Источником вдохновения Изетбеговича была Турция. Думаю, все это ему присоветовал кто-то из историков, по подобию известного события из турецкой истории, депортации народов 1922 года. Турки с восточных греческих островов были переселены в Измир, а местные греки - из Измира. Переселение это было произведено в два дня, и благодаря ему мы теперь знаем подпольную греческую музыку рембетико, возникшую в неволе. Не знаю только, было ли ему известно, что тогда, в 1922 году, за эти два дня пострадало 300 000 греков? Спросил я Изетбеговича, боится ли он войны? Он ответил:
- Я боюсь только Аллаха, и верю, что имеется мирное решение для моего и других народов.
Видимо, эта набожность Изетбеговича внушала доверие, а образ страдальца-узника создавал авторитет, поэтому в конце концов он смог отобрать кормило власти у немощных коммунистов товарища Тито. Дети коммунизма уже много лет напоминали администраторов захудалых гостиниц, совершенно неспособных увлечь за собой народ. Единственным из них, имевшим шансы стать вождем в наступавшие грозные времена, был Фикрет Абдич. Творец экономического чуда в Боснийской Краине, позже за свои успехи осужденный и посаженный боснийскими коммунистами в тюрьму, он в эпоху перемен перешел в СДА, изетбеговичеву партию, не представляя себе, что его в ней ожидает. Скорее всего в первую очередь он мечтал о возрождении «Агрокоммерца» и свое участие в выборах президента Боснии и Герцеговины подчинил этой цели, веря, что если у него все получится, он сможет оживить экономическую жизнь в своей Краине.
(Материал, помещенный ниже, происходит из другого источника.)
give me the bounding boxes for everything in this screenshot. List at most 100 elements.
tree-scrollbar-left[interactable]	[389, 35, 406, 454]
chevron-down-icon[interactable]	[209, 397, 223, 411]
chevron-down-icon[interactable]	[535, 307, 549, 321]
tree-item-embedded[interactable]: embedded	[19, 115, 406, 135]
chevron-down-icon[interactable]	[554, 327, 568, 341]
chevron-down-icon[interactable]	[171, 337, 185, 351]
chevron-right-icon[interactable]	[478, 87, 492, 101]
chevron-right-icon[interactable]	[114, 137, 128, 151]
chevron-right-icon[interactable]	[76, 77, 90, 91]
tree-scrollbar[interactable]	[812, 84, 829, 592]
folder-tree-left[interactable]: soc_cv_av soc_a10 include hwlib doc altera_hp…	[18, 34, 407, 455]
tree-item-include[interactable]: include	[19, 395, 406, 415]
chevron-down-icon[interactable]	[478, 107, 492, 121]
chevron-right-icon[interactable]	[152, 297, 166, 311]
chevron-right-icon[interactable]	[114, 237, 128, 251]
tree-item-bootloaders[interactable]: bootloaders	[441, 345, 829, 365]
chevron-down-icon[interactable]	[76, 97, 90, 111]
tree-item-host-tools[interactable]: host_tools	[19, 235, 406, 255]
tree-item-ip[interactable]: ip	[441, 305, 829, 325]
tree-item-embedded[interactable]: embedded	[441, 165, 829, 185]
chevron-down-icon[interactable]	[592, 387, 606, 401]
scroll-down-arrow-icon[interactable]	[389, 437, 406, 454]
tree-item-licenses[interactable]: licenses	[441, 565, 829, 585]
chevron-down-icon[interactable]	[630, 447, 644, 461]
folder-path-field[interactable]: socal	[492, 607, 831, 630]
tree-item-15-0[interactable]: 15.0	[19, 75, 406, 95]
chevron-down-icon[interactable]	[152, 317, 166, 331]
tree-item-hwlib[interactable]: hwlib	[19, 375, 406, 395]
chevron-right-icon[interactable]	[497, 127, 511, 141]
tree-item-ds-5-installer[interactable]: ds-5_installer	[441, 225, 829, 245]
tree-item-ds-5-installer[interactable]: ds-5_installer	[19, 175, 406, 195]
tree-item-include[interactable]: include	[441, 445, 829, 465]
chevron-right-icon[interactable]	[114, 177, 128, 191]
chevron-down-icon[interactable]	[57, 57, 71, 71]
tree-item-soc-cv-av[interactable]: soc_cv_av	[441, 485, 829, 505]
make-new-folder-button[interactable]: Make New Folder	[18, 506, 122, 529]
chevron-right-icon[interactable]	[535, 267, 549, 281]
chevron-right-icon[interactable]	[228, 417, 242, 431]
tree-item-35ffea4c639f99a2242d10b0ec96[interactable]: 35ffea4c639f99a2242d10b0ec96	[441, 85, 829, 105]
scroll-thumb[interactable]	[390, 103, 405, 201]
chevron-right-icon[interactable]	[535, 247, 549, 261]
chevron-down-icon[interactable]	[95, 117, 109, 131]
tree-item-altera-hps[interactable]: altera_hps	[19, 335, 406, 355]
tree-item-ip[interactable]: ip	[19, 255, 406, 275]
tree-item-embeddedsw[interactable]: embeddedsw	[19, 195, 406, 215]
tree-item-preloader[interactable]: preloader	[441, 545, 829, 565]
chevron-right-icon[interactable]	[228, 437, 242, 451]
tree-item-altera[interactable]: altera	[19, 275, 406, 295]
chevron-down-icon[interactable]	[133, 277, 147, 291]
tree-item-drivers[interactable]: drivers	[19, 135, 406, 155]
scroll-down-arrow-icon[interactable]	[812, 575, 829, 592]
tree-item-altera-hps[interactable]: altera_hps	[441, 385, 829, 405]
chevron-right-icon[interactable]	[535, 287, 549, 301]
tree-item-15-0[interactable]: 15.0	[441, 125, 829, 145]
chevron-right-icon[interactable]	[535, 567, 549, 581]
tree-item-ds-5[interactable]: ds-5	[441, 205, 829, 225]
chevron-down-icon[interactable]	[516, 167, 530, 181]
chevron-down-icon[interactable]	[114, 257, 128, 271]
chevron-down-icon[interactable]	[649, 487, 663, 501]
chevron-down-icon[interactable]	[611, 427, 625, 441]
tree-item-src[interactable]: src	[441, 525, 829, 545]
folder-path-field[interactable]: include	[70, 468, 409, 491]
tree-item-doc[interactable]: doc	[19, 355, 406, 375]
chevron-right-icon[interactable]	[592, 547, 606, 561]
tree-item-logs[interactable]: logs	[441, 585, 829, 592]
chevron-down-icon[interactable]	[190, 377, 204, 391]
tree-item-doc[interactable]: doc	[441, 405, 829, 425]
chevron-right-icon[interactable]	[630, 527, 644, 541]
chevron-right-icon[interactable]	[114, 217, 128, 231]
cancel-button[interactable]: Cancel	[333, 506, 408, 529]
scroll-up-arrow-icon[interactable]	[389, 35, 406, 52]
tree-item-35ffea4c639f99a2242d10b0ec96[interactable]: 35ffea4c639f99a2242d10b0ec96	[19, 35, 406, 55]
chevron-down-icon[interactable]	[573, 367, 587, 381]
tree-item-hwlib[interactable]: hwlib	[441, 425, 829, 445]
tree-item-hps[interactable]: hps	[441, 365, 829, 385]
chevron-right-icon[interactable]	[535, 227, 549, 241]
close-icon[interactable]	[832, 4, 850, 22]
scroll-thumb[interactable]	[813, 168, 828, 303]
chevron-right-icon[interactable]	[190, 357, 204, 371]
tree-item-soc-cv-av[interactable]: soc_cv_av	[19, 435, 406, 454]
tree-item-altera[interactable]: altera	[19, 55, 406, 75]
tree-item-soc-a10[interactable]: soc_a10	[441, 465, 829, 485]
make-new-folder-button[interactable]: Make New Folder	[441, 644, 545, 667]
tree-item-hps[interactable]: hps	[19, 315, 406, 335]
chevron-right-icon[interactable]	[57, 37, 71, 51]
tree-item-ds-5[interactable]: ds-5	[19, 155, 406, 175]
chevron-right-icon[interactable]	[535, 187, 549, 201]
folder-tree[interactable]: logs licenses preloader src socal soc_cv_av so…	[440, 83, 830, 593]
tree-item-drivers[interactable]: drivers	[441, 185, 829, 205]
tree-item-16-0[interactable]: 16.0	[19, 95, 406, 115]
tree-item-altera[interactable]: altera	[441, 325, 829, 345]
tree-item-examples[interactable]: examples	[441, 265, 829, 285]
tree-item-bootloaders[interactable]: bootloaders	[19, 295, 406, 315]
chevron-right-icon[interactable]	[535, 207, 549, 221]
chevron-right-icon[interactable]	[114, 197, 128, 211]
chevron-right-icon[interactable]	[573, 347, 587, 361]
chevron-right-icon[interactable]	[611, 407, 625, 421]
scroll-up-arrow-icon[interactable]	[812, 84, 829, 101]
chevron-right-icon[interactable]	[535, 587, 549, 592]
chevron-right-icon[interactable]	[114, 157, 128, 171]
На первых демократических президентских выборах у СДА было два кандидата, Изетбегович и Абдич. И смотрите-ка, Абдич убедительно победил, получив на десять тысяч голосов больше Изетбеговича. Таким образом боснийские мусульмане отдали предпочтение человеку, символизировавшему живую связь с тем комфортом и эмансипацией, которыми они пользовались в титовой Югославии. И гораздо меньшей была их поддержка Изетбеговича, представителя клерикальной Боснии. Фактом остается, что Фикрет Абдич мог бы стать президентом Боснии и Герцеговины, но этого не произошло. После победы на выборах, на партийном съезде СДА в Тешнье, Абдич вынужден был во имя партийной дисциплины согласиться с тем, что президентом станет не он, а Алия Изетбегович. Об этом ему сообщил легендарный Ченга, секретарь СДА, а в зале среди первых лиц партии сидели хорошо вооруженные парни, одетые в черное и в темных очках, по этому поводу приехавшие из Санджака[38]. Боснийцев же заставили поверить, что у Абдича нет времени для исполнения обязанностей президента. Насколько это неверно, стало понятно во время войны в Боснии. Абдич создал свою армию, вступил в военное противостояние с Изетбеговичем и стал его лютым врагом. Он был не единственным, кто хотел любой ценой избежать войны с сербами. Адил Зулфикарпашич, умеренный мусульманский политик, подписал с Милошевичем договор о ненападении между мусульманами и сербами. Этот договор Изетбегович выбросил в корзину.